By Patrick M. Tracy
“This is not acceptable,” Charlene squawked, her fists planted on her bony hips, her head canted to one side like a judgemental stork. Edith did her best not to make eye contact. It only encouraged Charlene to be more of a monster than she was under normal circumstances. The fact that Charlene represented a non-profit that, nominally, worked for the betterment of society seemed like the hand of galactic irony at play.
“These…” Edith began to say her carefully-worded response, but to no avail.
“I don’t care. When we come, I demand that we have a tech support person on standby to help any presenter. It’s the way things are done in the real world, you know.” Charlene looked around the reception area and at the library beyond, dismissive. “Not that any of you would make it in the private sector. This place is a haven for malingerers and mental midgets, I swear.”
Edith breathed and counted to five before answering. “Ms. Brentworth, you changed the reservation time this morning, and nothing in the paperwork indicated you even wanted to use our telecommunication system.”
“Are you whining? Are you justifying the…amateur hour that you run here?

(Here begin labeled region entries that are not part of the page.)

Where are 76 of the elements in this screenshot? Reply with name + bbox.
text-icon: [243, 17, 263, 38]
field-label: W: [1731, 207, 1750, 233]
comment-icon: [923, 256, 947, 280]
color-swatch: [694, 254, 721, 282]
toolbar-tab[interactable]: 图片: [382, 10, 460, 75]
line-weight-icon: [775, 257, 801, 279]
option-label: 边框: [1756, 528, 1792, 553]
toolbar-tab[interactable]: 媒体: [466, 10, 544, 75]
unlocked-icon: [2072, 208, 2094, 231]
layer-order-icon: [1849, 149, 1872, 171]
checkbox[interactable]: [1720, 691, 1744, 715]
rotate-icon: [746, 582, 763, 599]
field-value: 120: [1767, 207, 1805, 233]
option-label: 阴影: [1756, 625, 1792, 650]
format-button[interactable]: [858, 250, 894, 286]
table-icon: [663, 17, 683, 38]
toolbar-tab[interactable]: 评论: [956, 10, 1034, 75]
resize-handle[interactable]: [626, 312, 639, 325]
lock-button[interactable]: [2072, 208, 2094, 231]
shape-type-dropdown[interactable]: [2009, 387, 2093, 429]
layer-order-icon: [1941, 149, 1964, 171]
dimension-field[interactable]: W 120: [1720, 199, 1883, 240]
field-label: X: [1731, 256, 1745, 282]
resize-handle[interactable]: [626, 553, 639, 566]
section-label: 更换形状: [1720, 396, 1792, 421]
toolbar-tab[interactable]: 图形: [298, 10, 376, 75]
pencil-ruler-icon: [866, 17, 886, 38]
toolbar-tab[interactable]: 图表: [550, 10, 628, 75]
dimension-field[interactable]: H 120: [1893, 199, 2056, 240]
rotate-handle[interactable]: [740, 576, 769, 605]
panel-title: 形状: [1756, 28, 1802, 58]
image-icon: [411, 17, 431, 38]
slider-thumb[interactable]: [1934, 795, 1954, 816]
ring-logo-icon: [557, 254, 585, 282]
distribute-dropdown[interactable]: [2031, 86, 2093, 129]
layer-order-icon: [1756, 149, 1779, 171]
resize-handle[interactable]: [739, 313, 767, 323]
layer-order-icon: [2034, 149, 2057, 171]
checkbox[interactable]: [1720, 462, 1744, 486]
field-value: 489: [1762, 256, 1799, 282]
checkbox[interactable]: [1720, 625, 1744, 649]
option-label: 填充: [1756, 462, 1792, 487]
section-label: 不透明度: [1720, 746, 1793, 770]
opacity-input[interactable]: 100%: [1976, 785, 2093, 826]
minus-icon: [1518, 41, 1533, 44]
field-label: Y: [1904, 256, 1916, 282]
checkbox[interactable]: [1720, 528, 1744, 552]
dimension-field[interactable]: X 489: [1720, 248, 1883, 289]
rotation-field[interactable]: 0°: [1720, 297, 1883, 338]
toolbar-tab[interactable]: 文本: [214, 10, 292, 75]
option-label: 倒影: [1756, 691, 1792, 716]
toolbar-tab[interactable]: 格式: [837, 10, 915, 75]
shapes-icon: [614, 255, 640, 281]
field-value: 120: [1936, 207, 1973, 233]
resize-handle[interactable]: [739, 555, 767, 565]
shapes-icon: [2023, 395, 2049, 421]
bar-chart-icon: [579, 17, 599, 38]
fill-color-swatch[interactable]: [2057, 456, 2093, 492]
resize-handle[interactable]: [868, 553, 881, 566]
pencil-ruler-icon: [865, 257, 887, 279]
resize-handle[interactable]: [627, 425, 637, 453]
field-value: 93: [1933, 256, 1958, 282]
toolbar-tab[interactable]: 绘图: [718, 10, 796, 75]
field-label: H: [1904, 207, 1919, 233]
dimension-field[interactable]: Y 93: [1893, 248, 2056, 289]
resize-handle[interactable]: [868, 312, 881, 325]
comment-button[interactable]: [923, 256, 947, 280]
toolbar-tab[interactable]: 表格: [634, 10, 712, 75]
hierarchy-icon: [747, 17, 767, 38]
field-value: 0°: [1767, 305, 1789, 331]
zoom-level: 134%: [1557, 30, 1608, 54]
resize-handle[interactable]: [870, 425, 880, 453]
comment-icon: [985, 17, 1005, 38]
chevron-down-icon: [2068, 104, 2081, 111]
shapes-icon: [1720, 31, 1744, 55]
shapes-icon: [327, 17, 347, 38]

One should simply assume that a basic level of service should be…”
Edith was surprised that she’d arisen from her desk, and that her hand boomed with sudden, sharp pain. Charlene was on the ground, a horrified look on her face, blood just now starting to bloom from her nose and upper lip.
“What on earth?” she whispered. “You hit me. You bitch! You punched me!”
Edith suddenly felt free. Her spirit took off from her body like a kite being pulled by a freshening breeze off the ocean. She raised her foot and brought the hard heel of her Doc Marten boot down on Charlene’s face. The imperious non-profit tyrant made a squealing sound, slapping at Edith’s knees to no effect. Every time Edith’s foot descended, a bloom of joy burst in her chest. She didn’t stop until it sounded like she was stepping down on a broken melon.
Edith thought it best that she not look down. Later, it was easy enough to track her progress to the staff elevator, and out to the curb near the street, where she was found, slowly smoking down her clove-flavored cigarette. In the back of the police cruiser, one of the cops looked back at her, wide-eyed.
“Why’d you do it?”
Edith smiled slightly. The full impact of what she’d done was just now settling upon her shoulders. “People have to learn to stop fucking with librarians.”